These 4 foods are time proven; wheat is referred to in history as “the staff of life”, then you have the land “flowing in milk and honey” and salt with good “flavor” was a dream of the ancients.
Forty more: she suggests 40 more foods to put in your long term storage and explains why you need them. “An Emergency Diet in Action” is a chapter than will help you use you stored foods effectively. You will not want to wait for the crisis to try them; she suggests a 10-day trial run using the basic four. What about the little ones in your family? Esther even touches on that and, with a few suggestions from a doctor, she’s put together a basic diet for them too using wheat, milk and honey.
Part 2: Recipes and Menus
I do want to preface this part with saying this is not convenient or easy. It does take preparation and care, but she states that “anyone using this book will not rate convenience on the same level as nutritional value and preparation for emergency.” This section gives 110 recipes for your stored food, helpful suggestions and measurement charts. There is also a 7-day menu plan. I found this most helpful since I don’t usually cook with these ingredients. I’m inspired by her creativity.

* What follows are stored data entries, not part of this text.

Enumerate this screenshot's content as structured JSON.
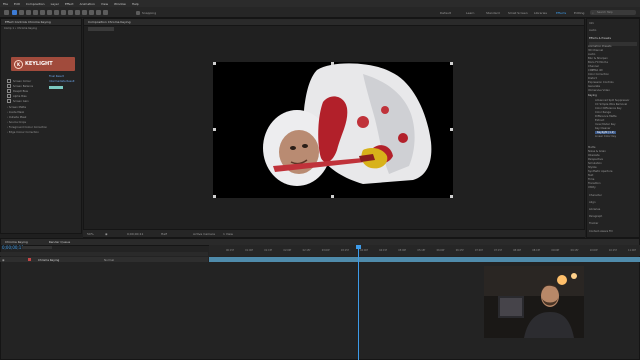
{
  "menu": [
    "File",
    "Edit",
    "Composition",
    "Layer",
    "Effect",
    "Animation",
    "View",
    "Window",
    "Help"
  ],
  "toolbar": {
    "snapping_label": "Snapping",
    "workspaces": [
      "Default",
      "Learn",
      "Standard",
      "Small Screen",
      "Libraries",
      "Effects",
      "Editing"
    ],
    "active_workspace": "Effects",
    "search_placeholder": "Search Help"
  },
  "effect_controls": {
    "tab": "Effect Controls  Chroma Keying",
    "header": "Comp 1 • Chroma Keying",
    "plugin_logo": "KEYLIGHT",
    "items": [
      "Screen Colour",
      "Screen Balance",
      "Despill Bias",
      "Alpha Bias",
      "Screen Gain",
      "Screen Matte",
      "Inside Mask",
      "Outside Mask",
      "Source Crops",
      "Foreground Colour Correction",
      "Edge Colour Correction"
    ],
    "view_label": "Final Result",
    "view_value": "Intermediate Result"
  },
  "composition": {
    "tab": "Composition  Chroma Keying",
    "zoom": "50%",
    "quality": "Half",
    "timecode": "0;00;00;11",
    "camera": "Active Camera",
    "views": "1 View"
  },
  "timeline": {
    "tabs": [
      "Chroma Keying",
      "Render Queue"
    ],
    "timecode": "0;00;00;11",
    "layer_name": "Chroma Keying",
    "layer_mode": "Normal",
    "ticks": [
      "00:15f",
      "01:00f",
      "01:15f",
      "02:00f",
      "02:15f",
      "03:00f",
      "03:15f",
      "04:00f",
      "04:15f",
      "05:00f",
      "05:15f",
      "06:00f",
      "06:15f",
      "07:00f",
      "07:15f",
      "08:00f",
      "08:15f",
      "09:00f",
      "09:15f",
      "10:00f",
      "10:15f",
      "11:00f"
    ]
  },
  "effects_panel": {
    "title": "Effects & Presets",
    "sidebar_tabs": [
      "Info",
      "Audio"
    ],
    "categories": [
      "Animation Presets",
      "3D Channel",
      "Audio",
      "Blur & Sharpen",
      "Boris FX Mocha",
      "Channel",
      "CINEMA 4D",
      "Color Correction",
      "Distort",
      "Expression Controls",
      "Generate",
      "Immersive Video",
      "Keying"
    ],
    "keying_items": [
      "Advanced Spill Suppressor",
      "CC Simple Wire Removal",
      "Color Difference Key",
      "Color Range",
      "Difference Matte",
      "Extract",
      "Inner/Outer Key",
      "Key Cleaner",
      "Keylight (1.2)",
      "Linear Color Key"
    ],
    "selected_item": "Keylight (1.2)",
    "more_categories": [
      "Matte",
      "Noise & Grain",
      "Obsolete",
      "Perspective",
      "Simulation",
      "Stylize",
      "Synthetic Aperture",
      "Text",
      "Time",
      "Transition",
      "Utility"
    ],
    "bottom_panels": [
      "Character",
      "Align",
      "Libraries",
      "Paragraph",
      "Tracker",
      "Content-Aware Fill"
    ]
  }
}
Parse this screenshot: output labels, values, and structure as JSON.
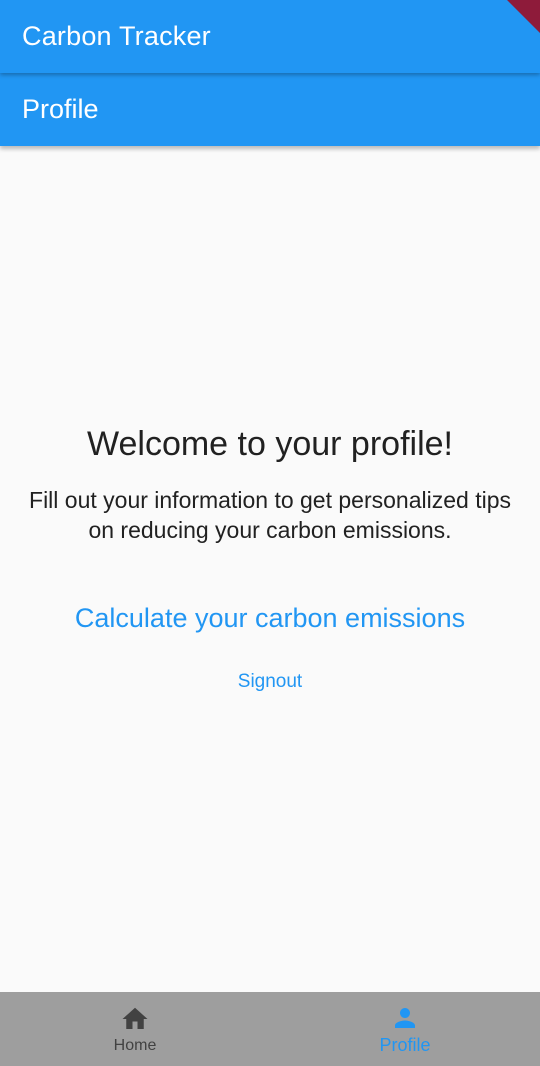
{
  "app": {
    "title": "Carbon Tracker"
  },
  "page": {
    "title": "Profile"
  },
  "main": {
    "welcome": "Welcome to your profile!",
    "description": "Fill out your information to get personalized tips on reducing your carbon emissions.",
    "calculate_label": "Calculate your carbon emissions",
    "signout_label": "Signout"
  },
  "bottom_nav": {
    "items": [
      {
        "label": "Home",
        "icon": "home-icon",
        "selected": false
      },
      {
        "label": "Profile",
        "icon": "person-icon",
        "selected": true
      }
    ]
  },
  "colors": {
    "primary": "#2196f3",
    "background": "#fafafa",
    "bottom_nav": "#9e9e9e",
    "text": "#212121",
    "debug_banner": "#8e1b3a"
  }
}
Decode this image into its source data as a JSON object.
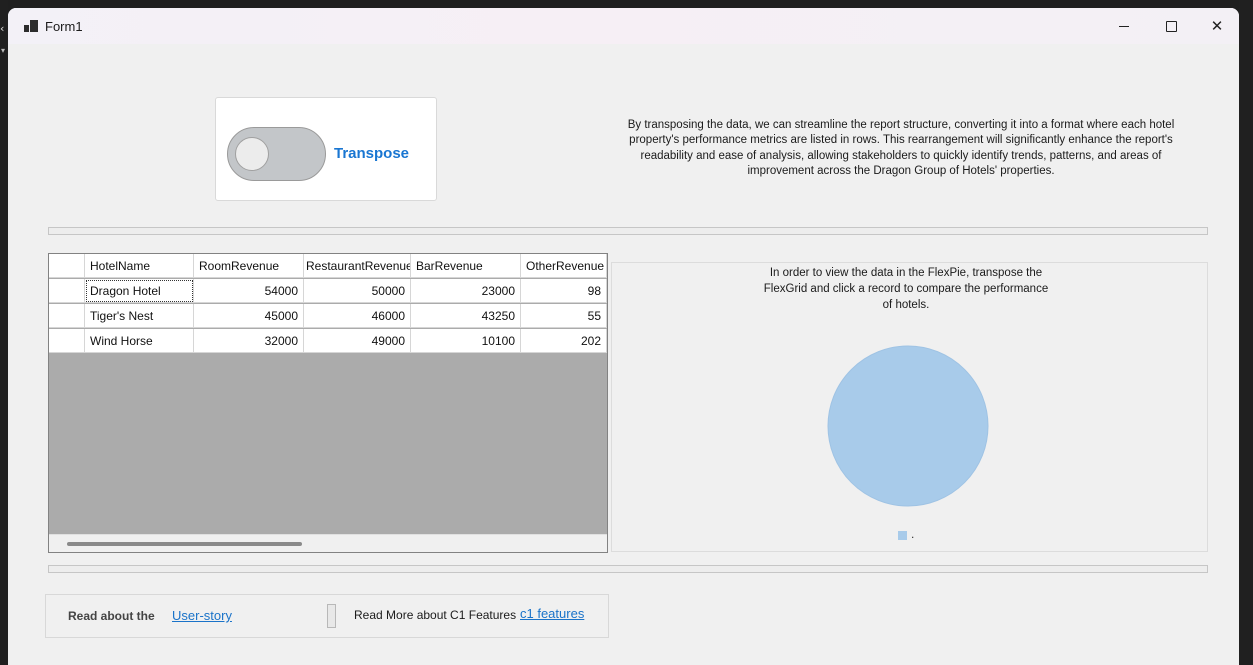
{
  "window": {
    "title": "Form1",
    "controls": {
      "minimize": "minimize",
      "maximize": "maximize",
      "close": "✕"
    }
  },
  "transpose": {
    "label": "Transpose",
    "checked": false,
    "accent": "#1976d2"
  },
  "description": "By transposing the data, we can streamline the report structure, converting it into a format where each hotel property's performance metrics are listed in rows. This rearrangement will significantly enhance the report's readability and ease of analysis, allowing stakeholders to quickly identify trends, patterns, and areas of improvement across the Dragon Group of Hotels' properties.",
  "grid": {
    "columns": [
      "HotelName",
      "RoomRevenue",
      "RestaurantRevenue",
      "BarRevenue",
      "OtherRevenue"
    ],
    "rows": [
      [
        "Dragon Hotel",
        "54000",
        "50000",
        "23000",
        "98"
      ],
      [
        "Tiger's Nest",
        "45000",
        "46000",
        "43250",
        "55"
      ],
      [
        "Wind Horse",
        "32000",
        "49000",
        "10100",
        "202"
      ]
    ]
  },
  "pie": {
    "message": "In order to view the data in the FlexPie, transpose the FlexGrid and click a record to compare the performance of hotels.",
    "slice_color": "#a8cbea",
    "legend_label": "."
  },
  "footer": {
    "read_about": "Read about the",
    "user_story_link": "User-story",
    "read_more": "Read More about C1 Features",
    "c1_link": "c1 features",
    "link_color": "#1a73c9"
  }
}
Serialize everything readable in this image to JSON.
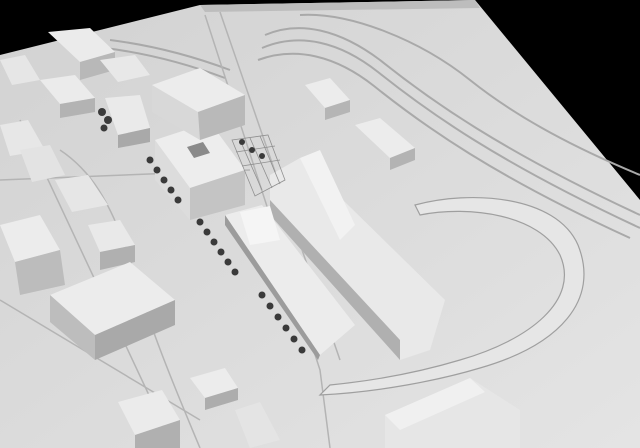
{
  "image": {
    "subject": "architectural-model-photo",
    "material": "white-card",
    "colors": {
      "background": "#000000",
      "base": "#d9d9d9",
      "base_dark": "#c8c8c8",
      "top": "#e8e8e8",
      "side_light": "#cfcfcf",
      "side_dark": "#9a9a9a",
      "line": "#a8a8a8",
      "tree": "#3a3a3a"
    }
  }
}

Part 3: Other Survival Techniques
This part lists five ways to preserve and the appliances/equipment you will need. I found this section to be very well done and easy to understand. The food storage section is very important to read and follow. She thought out each scenario and gives great advice. Water will be a one of the most important resources you will need to know about so DO NOT forget to research this! Esther gives several detailed lists for: keeping clean, first aid, home nursing, comfort and health, waste disposal, clothing, bedding, sewing supplies, fuel, lights, seeds and more. She does touch on outdoor survival, and how to use what you have on hand to cook and store food. There is also a nice list of edible nature items. (I would suggest that you get a field guide from your local extension service or conservation area so you don’t confuse plants, which could be hazardous). The last section of Part 3 speaks to how the body works and how to care for it physically and emotionally. Caring for your body is an important aspect not to be ignored, and as the mother of five teenagers, I’m suggesting this be a priority!
Part 4: A Future of Hope
This section references a time when community was key, where a town worked together, but includes a little bit of a futuristic twist. Life in a community like this would be idealistic. Mrs. Dickey gives ideas on how to live to be 100, diet, exercise, keeping your insides clean, peace of mind and emotional control.
A brighter day will prevail. Esther says “I am one who believes that that day will come, but there may first be worse times for this world that we have yet seen. While the advice given in this book is good for other circumstances too, it is written principally with this premise in mind and with the idea of encouraging preparation for survival in the event of such trying times”.
“Health and happiness require an optimistic, positive view of life. How can one maintain this attitude in the discouraging modern context”? She gives good reasons for optimism. “We must take our opportunities seriously and make our contributions meaningful. It is God who gives meaning to life. It is His Spirit which helps me and many others to face each new day with courage and optimism.” Faith in God is the key – need I really say more?
Passport to Survival was written in 1969, which was a time of unrest in many parts of the world. Does this sound familiar in 2011? God calls us to prepare and care for our families. We cannot depend on the government. We cannot depend on others to take our needs into consideration. Esther Dickey has done a wonderful job putting all of this together. This can certainly be a cornerstone book for your survival library. Happy preparation!